William Stacey wrote:
> 
> > http://www.cis.ohio-state.edu/cs/Services/rfc/rfc-text/rfc2606.txt, which
> > reserves *.localhost for exactly this purpose.

> ?.  Thank you for the reference Doug.  However, by my read, .localhost is
> traditionally researved for pointing to the loop back IP address.  And the
> other domains (e.g. .test, .example, .invalid) are more there for
> documentation and testing purposes that may escape and be run against the
> global DNS.  I was refering to using a real gtld and second-level domain for
> internal use (i.e. mydomain.com.)  My example is mydomain.com being used
> locally and publicly (i.e. spit DNS) and that mydomain.com is actually
> registered.

	I think it's interesting that in all the commentary on my post so far,
everyone is willing to take one line of the RFC totally literally, and
to what I believe is an absurd conclusion, and yet they totally ignore
the paragraph above which states clearly and unequivocally the dangers
of just making up your own TLD. :) 

> I guess the real question is, what are the disadvantages (if any) of using a
> tld name for both internal DNS and external DNS?  

	There was a post just today about the problems associated with this
practice. I could give you numerous other examples of people who have
decided to name their machines in one of the hundreds of thousands of
domains I manage, and then those names, or other elements of their
internal network leaked out into the real internet. 

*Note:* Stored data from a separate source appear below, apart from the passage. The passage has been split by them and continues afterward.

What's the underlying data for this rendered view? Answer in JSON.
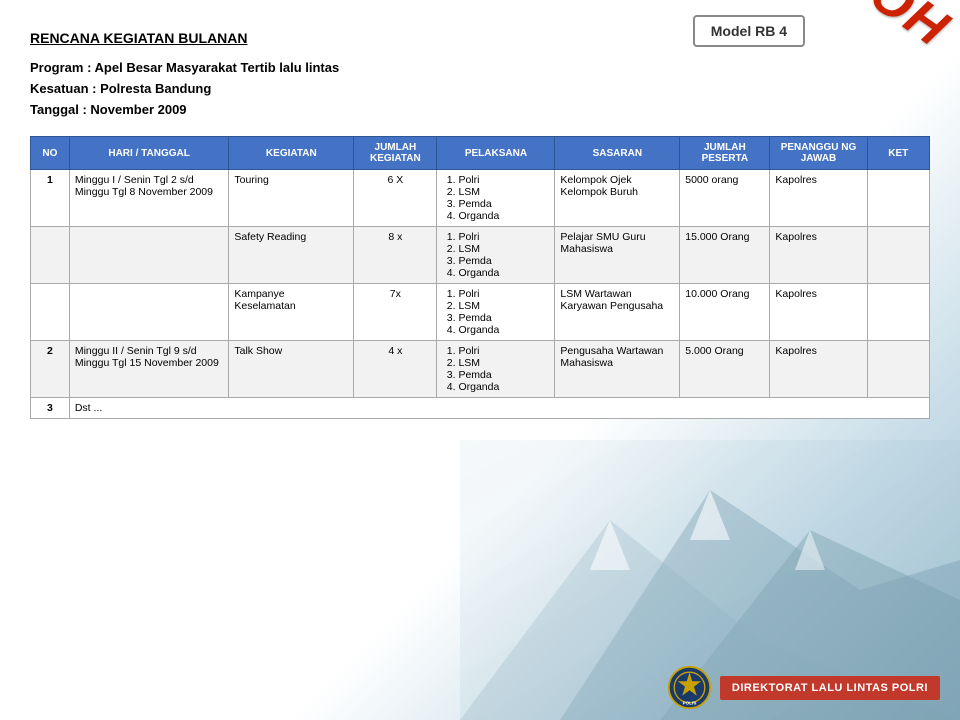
{
  "watermark": "CONTOH",
  "model_box": "Model RB 4",
  "header": {
    "title": "RENCANA KEGIATAN BULANAN",
    "program": "Program  : Apel Besar Masyarakat Tertib lalu lintas",
    "kesatuan": "Kesatuan : Polresta Bandung",
    "tanggal": "Tanggal   : November 2009"
  },
  "table": {
    "columns": [
      "NO",
      "HARI / TANGGAL",
      "KEGIATAN",
      "JUMLAH KEGIATAN",
      "PELAKSANA",
      "SASARAN",
      "JUMLAH PESERTA",
      "PENANGGU NG JAWAB",
      "KET"
    ],
    "rows": [
      {
        "no": "1",
        "hari": "Minggu I / Senin Tgl 2 s/d Minggu Tgl 8 November 2009",
        "kegiatan": "Touring",
        "jumlah": "6 X",
        "pelaksana": [
          "Polri",
          "LSM",
          "Pemda",
          "Organda"
        ],
        "sasaran": "Kelompok Ojek Kelompok Buruh",
        "jumlah_peserta": "5000 orang",
        "penanggung_jawab": "Kapolres",
        "ket": ""
      },
      {
        "no": "",
        "hari": "",
        "kegiatan": "Safety Reading",
        "jumlah": "8 x",
        "pelaksana": [
          "Polri",
          "LSM",
          "Pemda",
          "Organda"
        ],
        "sasaran": "Pelajar SMU Guru Mahasiswa",
        "jumlah_peserta": "15.000 Orang",
        "penanggung_jawab": "Kapolres",
        "ket": ""
      },
      {
        "no": "",
        "hari": "",
        "kegiatan": "Kampanye Keselamatan",
        "jumlah": "7x",
        "pelaksana": [
          "Polri",
          "LSM",
          "Pemda",
          "Organda"
        ],
        "sasaran": "LSM Wartawan Karyawan Pengusaha",
        "jumlah_peserta": "10.000 Orang",
        "penanggung_jawab": "Kapolres",
        "ket": ""
      },
      {
        "no": "2",
        "hari": "Minggu II / Senin Tgl 9 s/d Minggu Tgl 15 November 2009",
        "kegiatan": "Talk Show",
        "jumlah": "4 x",
        "pelaksana": [
          "Polri",
          "LSM",
          "Pemda",
          "Organda"
        ],
        "sasaran": "Pengusaha Wartawan Mahasiswa",
        "jumlah_peserta": "5.000 Orang",
        "penanggung_jawab": "Kapolres",
        "ket": ""
      },
      {
        "no": "3",
        "hari": "Dst ...",
        "kegiatan": "",
        "jumlah": "",
        "pelaksana": [],
        "sasaran": "",
        "jumlah_peserta": "",
        "penanggung_jawab": "",
        "ket": ""
      }
    ]
  },
  "footer": {
    "logo_alt": "Polri Logo",
    "text": "DIREKTORAT LALU LINTAS POLRI"
  }
}
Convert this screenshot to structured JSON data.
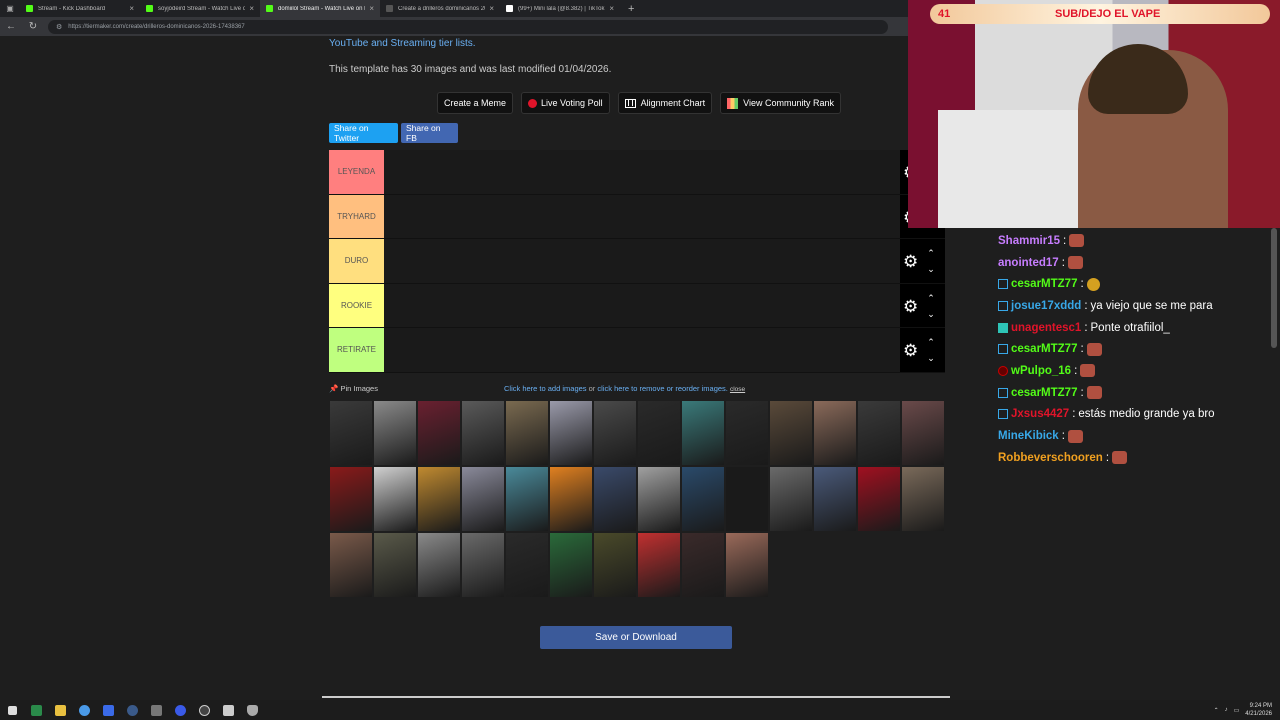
{
  "browser": {
    "tabs": [
      {
        "title": "Stream - Kick Dashboard",
        "color": "#53fc18",
        "active": false
      },
      {
        "title": "soyjodeird Stream - Watch Live o",
        "color": "#53fc18",
        "active": false
      },
      {
        "title": "domiilol Stream - Watch Live on K",
        "color": "#53fc18",
        "active": true
      },
      {
        "title": "Create a drilleros dominicanos 20",
        "color": "#555555",
        "active": false
      },
      {
        "title": "(99+) Mini lala (@8.382) | TikTok",
        "color": "#ffffff",
        "active": false
      }
    ],
    "url": "https://tiermaker.com/create/drilleros-dominicanos-2026-17438367"
  },
  "page": {
    "intro_link": "YouTube and Streaming tier lists.",
    "template_info": "This template has 30 images and was last modified 01/04/2026.",
    "actions": {
      "create_meme": "Create a Meme",
      "live_voting": "Live Voting Poll",
      "alignment": "Alignment Chart",
      "community_rank": "View Community Rank"
    },
    "share_twitter": "Share on Twitter",
    "share_fb": "Share on FB",
    "tiers": [
      {
        "label": "LEYENDA",
        "color": "#ff7f7f"
      },
      {
        "label": "TRYHARD",
        "color": "#ffbf7f"
      },
      {
        "label": "DURO",
        "color": "#ffdf7f"
      },
      {
        "label": "ROOKIE",
        "color": "#ffff7f"
      },
      {
        "label": "RETIRATE",
        "color": "#bfff7f"
      }
    ],
    "pin_images": "Pin Images",
    "add_images_link": "Click here to add images",
    "or_text": "or",
    "reorder_link": "click here to remove or reorder images.",
    "close_link": "close",
    "save_button": "Save or Download"
  },
  "overlay": {
    "count": "41",
    "text": "SUB/DEJO EL VAPE"
  },
  "chat": [
    {
      "user": "Shammir15",
      "color": "#c77dff",
      "badge": "",
      "text": "",
      "emote": "red"
    },
    {
      "user": "anointed17",
      "color": "#c77dff",
      "badge": "",
      "text": "",
      "emote": "red"
    },
    {
      "user": "cesarMTZ77",
      "color": "#53fc18",
      "badge": "blue",
      "text": "",
      "emote": "gold"
    },
    {
      "user": "josue17xddd",
      "color": "#38a8e8",
      "badge": "blue",
      "text": "ya viejo que se me para",
      "emote": ""
    },
    {
      "user": "unagentesc1",
      "color": "#e0142a",
      "badge": "green",
      "text": "Ponte otrafiilol_",
      "emote": ""
    },
    {
      "user": "cesarMTZ77",
      "color": "#53fc18",
      "badge": "blue",
      "text": "",
      "emote": "red"
    },
    {
      "user": "wPulpo_16",
      "color": "#53fc18",
      "badge": "red",
      "text": "",
      "emote": "red"
    },
    {
      "user": "cesarMTZ77",
      "color": "#53fc18",
      "badge": "blue",
      "text": "",
      "emote": "red"
    },
    {
      "user": "Jxsus4427",
      "color": "#e0142a",
      "badge": "blue",
      "text": "estás medio grande ya bro",
      "emote": ""
    },
    {
      "user": "MineKibick",
      "color": "#38a8e8",
      "badge": "",
      "text": "",
      "emote": "red"
    },
    {
      "user": "Robbeverschooren",
      "color": "#f0a020",
      "badge": "",
      "text": "",
      "emote": "red"
    }
  ],
  "taskbar": {
    "time": "9:24 PM",
    "date": "4/21/2026"
  },
  "thumb_colors": [
    "#3a3a3a",
    "#8a8a8a",
    "#6a2030",
    "#5a5a5a",
    "#7a6a50",
    "#9a9aaa",
    "#4a4a4a",
    "#2a2a2a",
    "#3a7a7a",
    "#2a2a2a",
    "#5a4a3a",
    "#8a6a5a",
    "#3a3a3a",
    "#6a4a4a",
    "#8a1a1a",
    "#d0d0d0",
    "#c08a30",
    "#8a8a9a",
    "#4a8a9a",
    "#e08020",
    "#3a4a6a",
    "#a0a0a0",
    "#2a4a6a",
    "#1a1a1a",
    "#6a6a6a",
    "#4a5a7a",
    "#a01020",
    "#7a6a5a",
    "#7a5a4a",
    "#5a5a4a",
    "#8a8a8a",
    "#6a6a6a",
    "#2a2a2a",
    "#2a6a3a",
    "#4a4a2a",
    "#c03030",
    "#3a2a2a",
    "#9a6a5a"
  ]
}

	In the end, you do what you want to do, and I hope that you're the only
one who has to bear the brunt of any mistakes you make. However, for
future reference you could save everyone a lot of time if you don't ask
for advice you don't really intend to take. :)

-- 
   "We have known freedom's price. We have shown freedom's power.
      And in this great conflict, ...  we will see freedom's victory."